Many of the schools were crowded beyond capacities, with two or more children sharing beds.



The report alleges “rampant physical, sexual and emotional abuse, disease, malnourishment” and a lack of health care as major problems. In some cases, “flogging, withholding food … whipping and slapping or cuffing” was used to enforce the rules.

'Heartbreaking and undeniable'

“The consequences of federal Indian boarding school policies — including the intergenerational trauma caused by the family separation and cultural eradication inflicted upon generations of children as young as 4 years old — are heartbreaking and undeniable,” Haaland said Wednesday.

“We continue to see the evidence of this attempt to forcibly assimilate Indigenous people in the disparities that communities face. It is my priority to not only give voice to the survivors and descendants of federal Indian boarding school policies, but also to address the lasting legacies of these policies so Indigenous peoples can continue to grow and heal.”
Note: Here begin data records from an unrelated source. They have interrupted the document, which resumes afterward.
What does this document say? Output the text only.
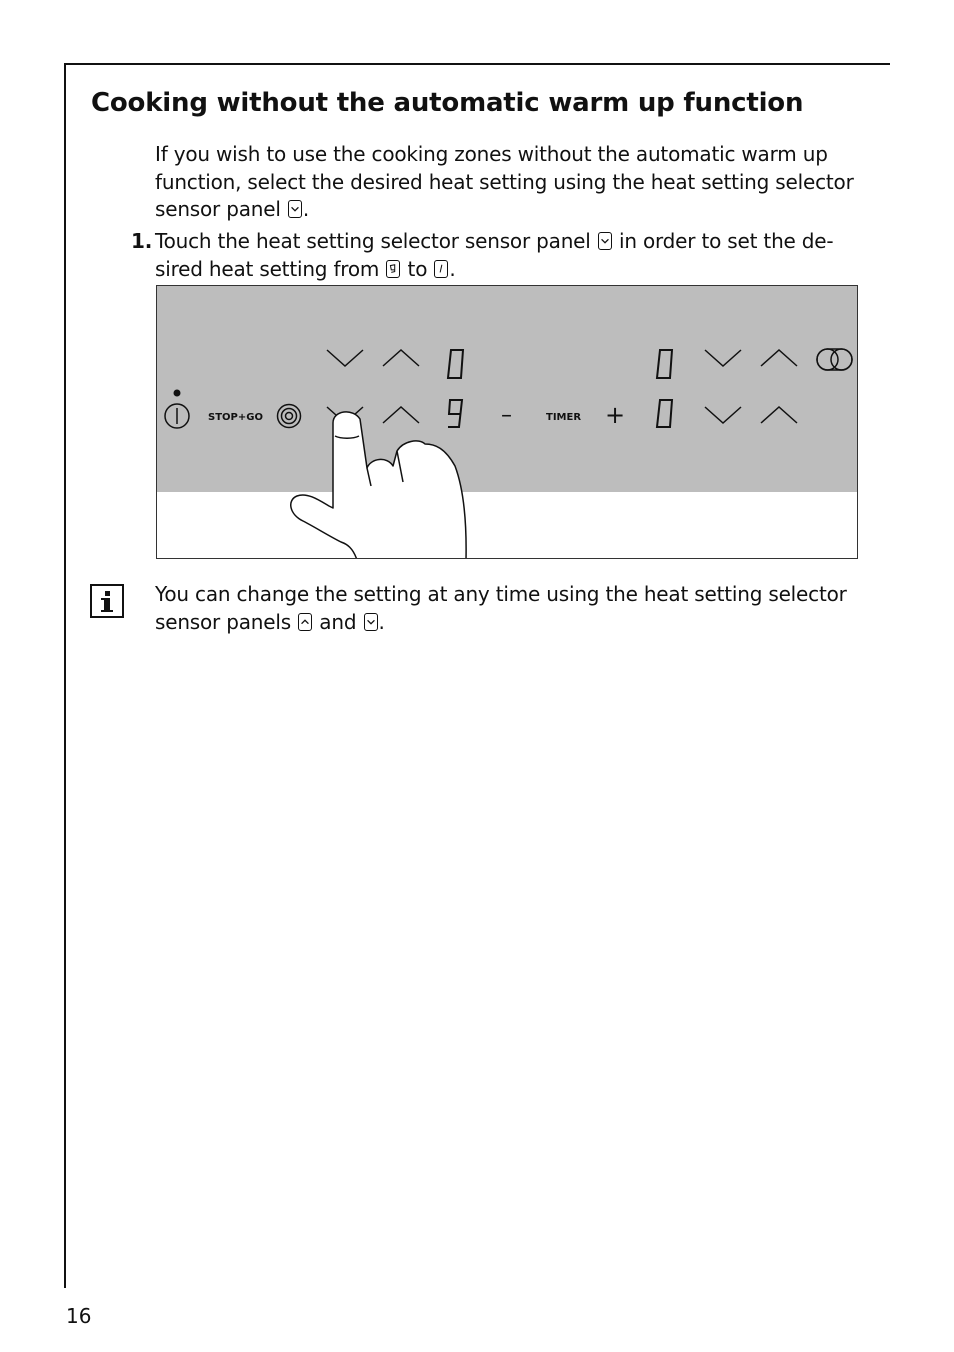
Cooking without the automatic warm up function

If you wish to use the cooking zones without the automatic warm up function, select the desired heat setting using the heat setting selector sensor panel .

1. Touch the heat setting selector sensor panel in order to set the de-sired heat setting from to .

STOP+GO	–	TIMER +

You can change the setting at any time using the heat setting selector sensor panels and .

16
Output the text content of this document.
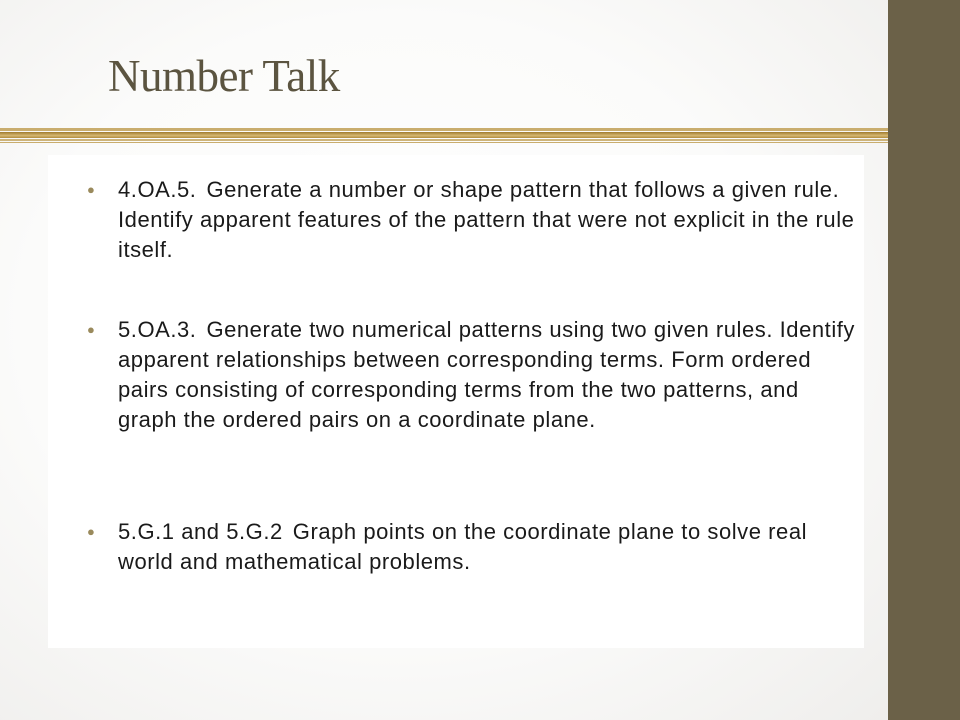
Number Talk
● 4.OA.5. Generate a number or shape pattern that follows a given rule. Identify apparent features of the pattern that were not explicit in the rule itself.
● 5.OA.3. Generate two numerical patterns using two given rules. Identify apparent relationships between corresponding terms. Form ordered pairs consisting of corresponding terms from the two patterns, and graph the ordered pairs on a coordinate plane.
● 5.G.1 and 5.G.2 Graph points on the coordinate plane to solve real world and mathematical problems.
The DOI report lists boarding schools that once operated in Eufaula (2), Tahlequah (5), Muskogee (5), Pawhuska (3), Coweta, Okmulgee and Sapulpa.

One of the schools detailed in the report was the Coweta Boarding School, formerly known as Kowetah School, which records show was a mission boarding and day school as early as 1851 and as late as 1909 a tribal boarding school. The school is listed in a 1907 report as Coweta Boarding and received federal funding as a tribal school for the benefit of Creek Nation.